I’ve found, that in my 34 years experience on this revolving rock, that the best (read: only) way to experience Texas is through song. Personal politics aside (for now), Marty Robbins’ tenderly told ballad of haunting devastation, albeit now 55 years old, still manages to jerk a hidden tear or two from this sappy, heavyhearted lover of Western ballads.
Little more screams unquestionable masculinity than a gunfighter, dressed in black, poised and ready to maim a potential opponent, while he stands endlessly noble over a flamboyant (and there’s nothing wrong with that) sea of hot pink. Displayed on my vinyl-papered bedroom wall for years, Gunfighter Ballads and Trail Songs successfully manages to steer that sturdy steed along the fine line between sensitivity and unchallenged storytelling. I know that for a lot of people, Western really isn’t their ideal choice for a hog-killin’ time, and believe me, I used to lasso that sentiment myself, but given the song’s history, coupled with the beautifully told ballad of lost love, I’ve concluded that, at least for me, El Paso is a legitimate cry from an otherwise worthless state.
I’d mistakenly written-off ZZ Top by the time I saw them at Alpine Valley in 2003. It took less than a minute into their first song for me to realize how strikingly wrong I had been about this Texas Blues-Rock band.
I’m not going to tell you anything you don’t already know about these guys. Yes, they formed in 1969. Yes, they’ve been around for over 40 years, yes they are still touring and yes, the three members have ALWAYS been Billy Gibbons, Dusty Hill and Frank Beard (listed on the back of this album as Rube Beard). What I will impart on you is the desperate suggestion of not doing what I did.
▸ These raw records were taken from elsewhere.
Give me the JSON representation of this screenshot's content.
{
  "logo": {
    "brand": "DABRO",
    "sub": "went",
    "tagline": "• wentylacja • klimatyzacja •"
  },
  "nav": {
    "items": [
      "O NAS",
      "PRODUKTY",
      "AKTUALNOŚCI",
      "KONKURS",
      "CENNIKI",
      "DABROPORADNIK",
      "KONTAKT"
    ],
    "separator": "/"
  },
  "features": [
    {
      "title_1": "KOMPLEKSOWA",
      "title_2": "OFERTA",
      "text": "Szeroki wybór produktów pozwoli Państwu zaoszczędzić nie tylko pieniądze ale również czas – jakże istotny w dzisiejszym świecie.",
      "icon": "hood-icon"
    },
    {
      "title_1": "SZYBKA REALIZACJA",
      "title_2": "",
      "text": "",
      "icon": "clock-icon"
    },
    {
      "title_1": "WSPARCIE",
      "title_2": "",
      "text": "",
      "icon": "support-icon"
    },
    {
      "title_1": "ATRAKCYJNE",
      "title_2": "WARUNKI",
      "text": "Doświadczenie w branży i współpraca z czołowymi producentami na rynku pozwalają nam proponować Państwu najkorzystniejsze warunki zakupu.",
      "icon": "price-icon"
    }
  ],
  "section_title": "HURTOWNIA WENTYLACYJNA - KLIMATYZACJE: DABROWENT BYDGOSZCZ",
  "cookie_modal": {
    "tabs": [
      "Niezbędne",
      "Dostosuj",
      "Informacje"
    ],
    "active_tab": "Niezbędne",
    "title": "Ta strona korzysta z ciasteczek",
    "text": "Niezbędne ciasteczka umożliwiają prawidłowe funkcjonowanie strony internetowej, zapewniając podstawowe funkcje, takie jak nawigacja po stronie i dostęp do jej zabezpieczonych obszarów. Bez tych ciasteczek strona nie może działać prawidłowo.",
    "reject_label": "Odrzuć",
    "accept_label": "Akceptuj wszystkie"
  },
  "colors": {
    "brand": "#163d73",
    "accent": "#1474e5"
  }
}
Don’t write-off this band without giving them a proper listen. This is 1973, and this is American Blues-Rock at its finest.
Tres Hombres (translates to “Three Men,” courtesy of The Prudent Groove) is ZZ Top’s first Top Ten record, and the band’s third release overall. Although ZZ Top’s First Album (1971) and Rio Grande Mud (1972) offered a glimpse of the unquestionable talents of these “Three Men,” it wasn’t until Tres Hombres and its soul-crushing hit, La Grange, that the music world saw just how incredible this Texas band was.
La Grange is a nonstop, blood-boiling staple of Blues inspired Rock ‘n’ Roll. It’s chock-full of hard-rocking fire with a groove so catchy, you’ll swear you’re hearing it blasting from a dead-silent room. If you ask me, ZZ Top never reached the creative watermark set by La Grange, but looking back at their extensive catalog throughout their 44-year existence, they’ve come pretty damn close a number of times.
Do yourself a favor and pay attention to those rumors spreading around about that brothel outside La Grange, Texas. Word has it they have a lot of nice girls-ah! Oh, and don’t forget a ten-spot for the door.